An diesem Donnerstag steht wieder der Nationale Zukunftstag an – ein höchst erfolgreiches Projekt, bei dem Schülerinnen und Schüler einen Tag lang in den Alltag eines Berufs eintauchen. Auffällig: Das vom Bund geförderte Programm steht unter dem Motto «Seitenwechsel». Auf der Homepage für Spezialprojekte werden Mädchen zum Technik- und Autogewerbe geleitet, Buben zu Erziehungs- und Pflegeberufen. Müssen Minderjährige für die staatliche Geschlechterpolitik herhalten? Isabelle Santamaria, Geschäftsführerin Nationaler Zukunftstag, nimmt zu dieser Frage Stellung – und verrät, wie beliebt das Programm ist.
SonntagsBlick: Frau Santamaria, wieso lassen Sie die Kinder nicht einfach frei, ohne Scheuklappen entscheiden, wo sie schnuppern wollen?
Isabelle Santamaria: Dann würde sich der Zukunftstag nicht mehr von einem normalen Berufsschnuppertag unterscheiden, den Schülerinnen und Schüler während der Berufswahlphase im 8. Schuljahr absolvieren.
Aber auch hier geht es doch ums Schnuppern.
Die Kinder, die am Zukunftstag teilnehmen, befinden sich noch nicht in der Berufswahlphase. Stattdessen können sie Berufsfelder vorurteilsfrei erkunden, die ihren persönlichen Neigungen und Talenten entsprechen. Ziel des Zukunftstags ist es also nicht, in ihren Wunschberuf hineinzuschnuppern, sondern Berufe zu erkunden, die üblicherweise nicht mit ihrem Geschlecht in Verbindung gebracht werden. Auf diese Weise können sie später vorurteilsfrei entscheiden, in welchen Beruf sie einsteigen möchten, der ihren Vorlieben und Talenten entspricht.
Durch die Aktion «Seitenwechsel» wird bereits Kindern vermittelt, dass es Männer- und Frauenberufe gibt. Das ist doch kontraproduktiv.
Die Kinder, die am Zukunftstag mitmachen, erfahren, dass alle Berufe für sie wählbar sind, einschliesslich der Berufe, die in der Gesellschaft eher dem anderen Geschlecht zugeordnet werden. Leider entscheiden sich heutzutage immer noch die Hälfte der jungen Frauen für nur fünf Berufe und die Männer für rund 16 Berufe aus insgesamt 250 Lehrberufen. Genau hier setzt der Zukunftstag an.

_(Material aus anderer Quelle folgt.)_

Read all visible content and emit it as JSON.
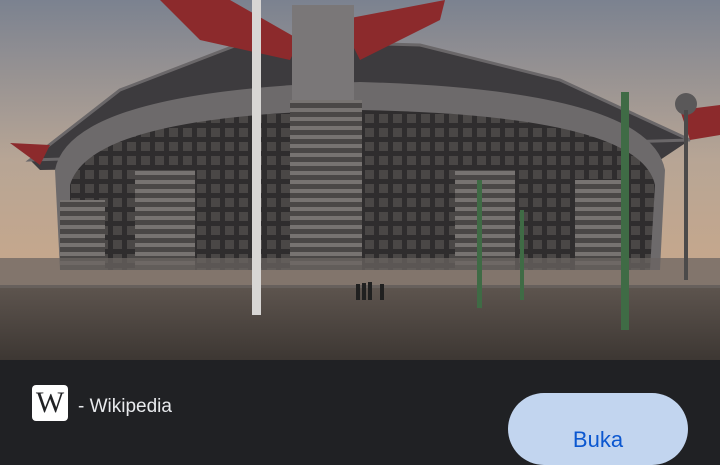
{
  "image": {
    "subject": "stadium-photo"
  },
  "source": {
    "logo_letter": "W",
    "name": "- Wikipedia"
  },
  "actions": {
    "open_label": "Buka"
  },
  "colors": {
    "background": "#202124",
    "button_bg": "#c2d5ef",
    "button_text": "#0b57d0"
  }
}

Die Vorselektion bei den Spezialprojekten hat einen unnötigen Effekt: Der Bub, der etwas mit Autos machen will, bekommt ein schlechtes Gewissen, ebenso das Mädchen, das mal in den Erziehungsbereich blicken will.

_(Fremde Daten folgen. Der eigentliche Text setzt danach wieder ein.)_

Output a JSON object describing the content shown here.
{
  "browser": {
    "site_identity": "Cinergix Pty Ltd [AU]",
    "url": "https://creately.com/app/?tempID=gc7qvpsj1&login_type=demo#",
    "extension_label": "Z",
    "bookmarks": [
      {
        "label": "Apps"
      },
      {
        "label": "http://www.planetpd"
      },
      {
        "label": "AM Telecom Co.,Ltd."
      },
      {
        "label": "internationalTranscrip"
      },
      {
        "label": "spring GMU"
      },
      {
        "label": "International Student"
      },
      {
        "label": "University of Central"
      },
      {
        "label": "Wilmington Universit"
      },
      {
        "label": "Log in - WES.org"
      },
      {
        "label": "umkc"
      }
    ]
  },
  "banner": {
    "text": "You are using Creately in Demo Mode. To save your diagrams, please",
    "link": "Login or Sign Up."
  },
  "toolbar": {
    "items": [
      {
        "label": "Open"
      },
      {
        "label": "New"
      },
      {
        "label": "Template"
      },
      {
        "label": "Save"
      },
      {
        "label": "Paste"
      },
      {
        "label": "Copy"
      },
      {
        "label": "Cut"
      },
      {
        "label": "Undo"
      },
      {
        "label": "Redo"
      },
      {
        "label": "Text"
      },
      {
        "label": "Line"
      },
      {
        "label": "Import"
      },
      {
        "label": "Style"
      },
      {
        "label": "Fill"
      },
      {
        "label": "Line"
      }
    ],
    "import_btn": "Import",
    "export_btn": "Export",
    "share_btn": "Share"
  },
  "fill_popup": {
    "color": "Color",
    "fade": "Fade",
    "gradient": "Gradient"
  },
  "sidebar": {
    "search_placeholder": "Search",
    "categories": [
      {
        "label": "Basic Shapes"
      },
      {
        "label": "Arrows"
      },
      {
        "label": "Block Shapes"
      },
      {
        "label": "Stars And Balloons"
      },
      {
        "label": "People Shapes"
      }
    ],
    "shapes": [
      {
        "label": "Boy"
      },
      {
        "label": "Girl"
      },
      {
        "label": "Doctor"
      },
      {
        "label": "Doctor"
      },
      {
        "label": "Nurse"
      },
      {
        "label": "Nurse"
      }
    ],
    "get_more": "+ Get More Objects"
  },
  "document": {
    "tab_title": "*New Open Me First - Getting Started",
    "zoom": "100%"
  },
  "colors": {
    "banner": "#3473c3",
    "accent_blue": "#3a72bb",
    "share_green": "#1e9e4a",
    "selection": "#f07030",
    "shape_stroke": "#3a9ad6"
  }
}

Warum Vorselektion? Die besteht ja leider schon längst. Nochmals: Aus insgesamt 250 Lehrberufen entscheiden sich heutzutage immer noch die Hälfte der jungen Frauen für nur fünf Berufe und die Männer für rund 16 Berufe. Diese tief verwurzelte Praxis gilt es zu verändern, wenn wir eine gleichgestellte Gesellschaft erreichen wollen.
Widerstand gab es nie?
Wir haben noch nie erlebt, dass die Schülerinnen und Schüler aufgrund des Seitenwechsels eine negative Erfahrung gemacht haben. Im Gegenteil, eine junge Lernende hat mir kürzlich erzählt, dass sie ohne den Zukunftstag den Beruf der Automatikerin nie gewählt hätte, weil sie und auch ihre Eltern diesen Beruf gar nicht kannten. Oder: Jungs, die den Zukunftstag in einem Pflegeberuf verbracht haben, erzählen ganz begeistert, wie toll es war, einen Gipsverband zu machen oder den Blutdruck zu messen.
Dennoch – ist es sinnvoll, Minderjährige für die Umsetzung einer Gleichstellungspolitik einzuspannen?
Gleichstellung – oder besser: das Bewusstsein dafür – kann nicht früh genug beginnen. Die Förderung der Gleichstellung ist für alle von Vorteil. Obwohl Frauen und Männern heute dieselben Ausbildungen und Laufbahnen offenstehen, schränken stereotype Rollenbilder die Wahl immer noch ein. Es ist von grosser wirtschaftlicher Bedeutung, dem entgegenzuwirken, besonders im Hinblick auf den Fachkräftemangel. Dies zeigt sich in Berufsfeldern wie der IT und anderen MINT-Berufen (Mathematik, Informatik, Natur- und Ingenieurwissenschaft sowie Technik; Red.), in denen Frauen unterrepräsentiert sind, aber auch in Pflegeberufen, in denen Männer eine Minderheit bilden.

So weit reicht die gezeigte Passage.